Samedi 12 juin : Départ de Juneau

17h00 : Nous levons l'ancre direction Glacier Bay. Beti est sur le point de mettre bas, elle tourne en rond et gratte l'oreiller qu'on lui a mis à cet effet, sous la table du carré. Dehors, il pleut des trombes. Depuis ce matin, l'air est froid. Température extérieur 9°. température de l'eau 13°. Latitude 58°22 N  Longitude 134°39 W. J'ai hâte que le vent s'engouffre dans nos voiles et que le souffle de l'aventure fasse de nouveau frissonner nos corps.
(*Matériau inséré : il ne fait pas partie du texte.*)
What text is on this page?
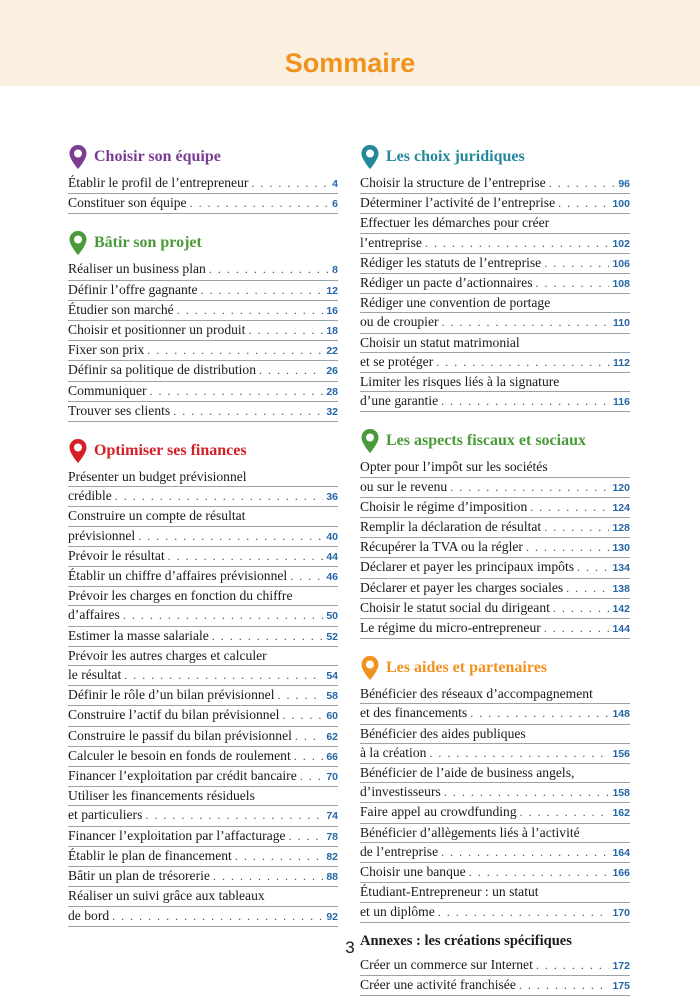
Sommaire
Choisir son équipe
Établir le profil de l’entrepreneur . . .	4
Constituer son équipe . . .	6
Bâtir son projet
Réaliser un business plan . . .	8
Définir l’offre gagnante . . .	12
Étudier son marché . . .	16
Choisir et positionner un produit . . .	18
Fixer son prix . . .	22
Définir sa politique de distribution . . .	26
Communiquer . . .	28
Trouver ses clients . . .	32
Optimiser ses finances
Présenter un budget prévisionnel
crédible . . .	36
Construire un compte de résultat
prévisionnel . . .	40
Prévoir le résultat . . .	44
Établir un chiffre d’affaires prévisionnel . . .	46
Prévoir les charges en fonction du chiffre
d’affaires . . .	50
Estimer la masse salariale . . .	52
Prévoir les autres charges et calculer
le résultat . . .	54
Définir le rôle d’un bilan prévisionnel . . .	58
Construire l’actif du bilan prévisionnel . . .	60
Construire le passif du bilan prévisionnel . . .	62
Calculer le besoin en fonds de roulement . . .	66
Financer l’exploitation par crédit bancaire . . .	70
Utiliser les financements résiduels
et particuliers . . .	74
Financer l’exploitation par l’affacturage . . .	78
Établir le plan de financement . . .	82
Bâtir un plan de trésorerie . . .	88
Réaliser un suivi grâce aux tableaux
de bord . . .	92
Les choix juridiques
Choisir la structure de l’entreprise . . .	96
Déterminer l’activité de l’entreprise . . .	100
Effectuer les démarches pour créer
l’entreprise . . .	102
Rédiger les statuts de l’entreprise . . .	106
Rédiger un pacte d’actionnaires . . .	108
Rédiger une convention de portage
ou de croupier . . .	110
Choisir un statut matrimonial
et se protéger . . .	112
Limiter les risques liés à la signature
d’une garantie . . .	116
Les aspects fiscaux et sociaux
Opter pour l’impôt sur les sociétés
ou sur le revenu . . .	120
Choisir le régime d’imposition . . .	124
Remplir la déclaration de résultat . . .	128
Récupérer la TVA ou la régler . . .	130
Déclarer et payer les principaux impôts . . .	134
Déclarer et payer les charges sociales . . .	138
Choisir le statut social du dirigeant . . .	142
Le régime du micro-entrepreneur . . .	144
Les aides et partenaires
Bénéficier des réseaux d’accompagnement
et des financements . . .	148
Bénéficier des aides publiques
à la création . . .	156
Bénéficier de l’aide de business angels,
d’investisseurs . . .	158
Faire appel au crowdfunding . . .	162
Bénéficier d’allègements liés à l’activité
de l’entreprise . . .	164
Choisir une banque . . .	166
Étudiant-Entrepreneur : un statut
et un diplôme . . .	170
Annexes : les créations spécifiques
Créer un commerce sur Internet . . .	172
Créer une activité franchisée . . .	175
3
18h00 : Nous zigzaguons dans les canaux entre Juneau et la baie des glaciers, à 55 milles de là. Vent modéré de sud. Philou déroule le génois. Nous guettons les baleines à bosse,  apercevons un ours sur le rivage à la lisière de  la forêt. Petit crachin, temps gris, nuageux. Quelques sommets enneigés dominent une végétation luxuriante et dense. C'est la deuxième plus importante "Rain Forest" au monde après l'Amazonie. Impression d'immensité. Marchons à 8,8 nds. Un hydravion nous survole. C'est l'Alaska.

 

Texte rédigé par Géraldine Danon

Vendredi 11 juin : Congratulation

Philiou est enfin arrivé après un convoyage mouvementé entre Sand Point et Juneau, avec du mauvais temps et des dépressions pour accueil. Géraldine et les enfants l'attendaient de pied ferme.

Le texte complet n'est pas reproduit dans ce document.